On his return Dinesh rediscovered the same culture of support he had experienced on his first day at Griffith, and in addition to those familiar expressions of care and interest, he also found himself in a place where he could push on with his ambitions. “They equipped me with all the things that I needed to make it successful. There probably was a lot of work behind the scenes, but for me as a student, I could just slide in.”
His graduation in 2016 was momentous, and a first in Queensland, leading initially to an intern placement at the Gold Coast University Hospital.
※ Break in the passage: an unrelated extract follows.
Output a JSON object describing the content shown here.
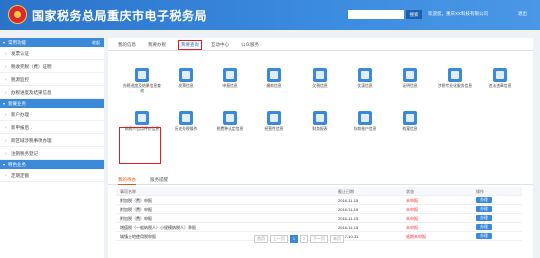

But Dinesh also identified a new role for himself at this time, one of trailblazer. “Now that I’m here, I don’t think there’s any excuse to deny someone else that follows me.”
He has driven a campaign to overturn policies and guidelines of medical schools that exclude people with a disability from studying medicine. His impact on medical education policy in Australia has been immense, with his alma mater moving to develop its own inclusive medical education policy which will be the first of its kind in Australia.
“I am a person trying to change what disability means in this world. We’re changing what medical education looks like from an equity and inclusivity perspective.”
Dinesh has engaged with the Australian Medical Association (Queensland) to instigate similar change in the medical workforce, and has advanced this message overseas at Harvard University, Stanford Medicine X and the General Medical Council in the UK.
He continues to pursue a cure for spinal injury as part of a research team that includes Griffith biomechanical scientists and engineers. The team hopes to stimulate movement and eventual recovery from spinal cord injury using a 3D computer-simulated biomechanical model, which connects to an EEG to capture Dinesh’s brainwaves.
From medical student to researcher, Dinesh believes Griffith’s ongoing culture of support has played a big part in his success today – and this experience is not unique to his story. It’s why Griffith continues to be ranked five stars for its student experience.
“Griffith to me is about possibility. I’ve had the opportunity to realise the possibility of being the first quadriplegic medical graduate in the Queensland. I’ve had the opportunity to explore the possibility of curing spinal cord injury.” Dinesh says. “Over the next two to three years, we will hopefully be changing the lives of people with paralysis and maybe even changing my life.”